This delicious, customisable dump-and-go Thai curry recipe is simple! Make your favourite curry recipes year-round with your favourite curry paste, vegetables, and proteins!
INGREDIENT
– 2 lbs chicken breasts chopped– 2 (15-oz) cans full-fat coconut milk– 1 yellow onion diced– 6 cloves garlic minced– 1 Tbsp fresh ginger minced– 5 Tbsp red curry paste– 1 Tbsp fish sauce– 2 Tbsp pure maple syrup to taste– 1 Tbsp rice vinegar– 1 tsp sea salt to tasteOptional Additions:– 2 large carrots chopped– 1 medium-sized zucchini chopped– 1 small head broccoli chopped
INSTRUCTIONS
Crock pot chicken should be cut into bite-sized pieces on a cutting board.

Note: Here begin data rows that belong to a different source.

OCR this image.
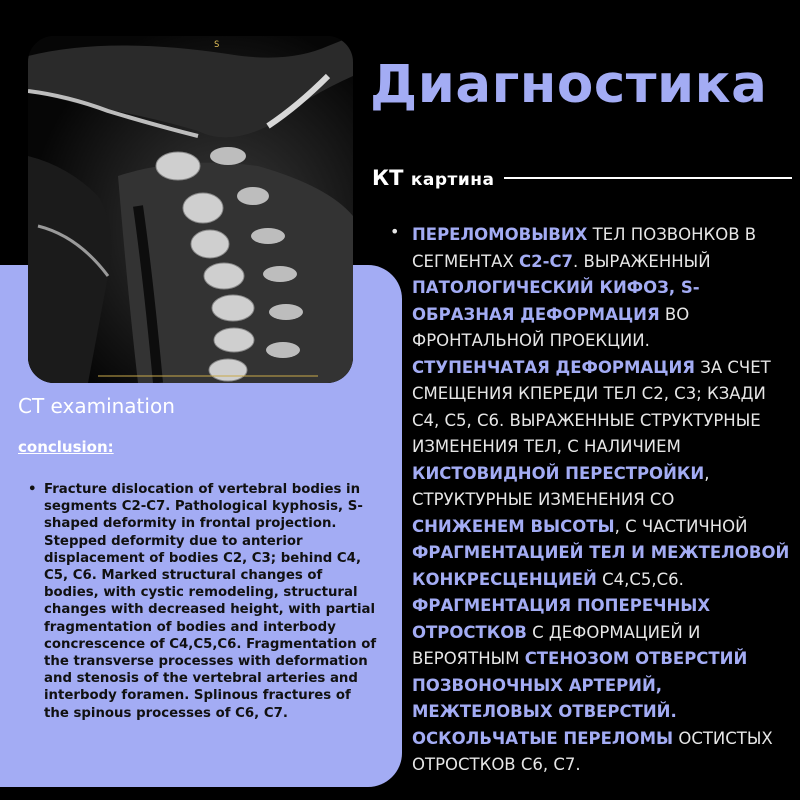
S
Диагностика
КТ картина
• ПЕРЕЛОМОВЫВИХ ТЕЛ ПОЗВОНКОВ В СЕГМЕНТАХ C2-C7. ВЫРАЖЕННЫЙ ПАТОЛОГИЧЕСКИЙ КИФОЗ, S-ОБРАЗНАЯ ДЕФОРМАЦИЯ ВО ФРОНТАЛЬНОЙ ПРОЕКЦИИ. СТУПЕНЧАТАЯ ДЕФОРМАЦИЯ ЗА СЧЕТ СМЕЩЕНИЯ КПЕРЕДИ ТЕЛ C2, C3; КЗАДИ C4, C5, C6. ВЫРАЖЕННЫЕ СТРУКТУРНЫЕ ИЗМЕНЕНИЯ ТЕЛ, С НАЛИЧИЕМ КИСТОВИДНОЙ ПЕРЕСТРОЙКИ, СТРУКТУРНЫЕ ИЗМЕНЕНИЯ СО СНИЖЕНЕМ ВЫСОТЫ, С ЧАСТИЧНОЙ ФРАГМЕНТАЦИЕЙ ТЕЛ И МЕЖТЕЛОВОЙ КОНКРЕСЦЕНЦИЕЙ C4,C5,C6. ФРАГМЕНТАЦИЯ ПОПЕРЕЧНЫХ ОТРОСТКОВ С ДЕФОРМАЦИЕЙ И ВЕРОЯТНЫМ СТЕНОЗОМ ОТВЕРСТИЙ ПОЗВОНОЧНЫХ АРТЕРИЙ, МЕЖТЕЛОВЫХ ОТВЕРСТИЙ. ОСКОЛЬЧАТЫЕ ПЕРЕЛОМЫ ОСТИСТЫХ ОТРОСТКОВ C6, C7.
CT examination
conclusion:
• Fracture dislocation of vertebral bodies in segments C2-C7. Pathological kyphosis, S-shaped deformity in frontal projection. Stepped deformity due to anterior displacement of bodies C2, C3; behind C4, C5, C6. Marked structural changes of bodies, with cystic remodeling, structural changes with decreased height, with partial fragmentation of bodies and interbody concrescence of C4,C5,C6. Fragmentation of the transverse processes with deformation and stenosis of the vertebral arteries and interbody foramen. Splinous fractures of the spinous processes of C6, C7.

Add coconut milk, onion, garlic, ginger, red curry paste, fish sauce, pure maple syrup, rice vinegar, and sea salt and stir.
Step 1
The unmixed curry paste and coconut milk will dissolve during cooking.
Step 2
Cover the crock pot and cook on high for 4 hours or low for 6–8.Add vegetables an hour before curry cooking. Add vegetables 1.5–2 hours before cooking to soften.
Step 3
Serve red curry chicken with steamed brown, jasmine, or white rice and enjoy! Serve cauliflower rice for low-carb. Love Thai basil? Stir it into the curry right before serving. Add fresh cilantro to this healthy meal.
Step 4
When curry cools, red curry sauce thickens. To thicken sauce quickly, add 1–3 tablespoons tapioca flour, gluten-free all-purpose flour, or cornflour.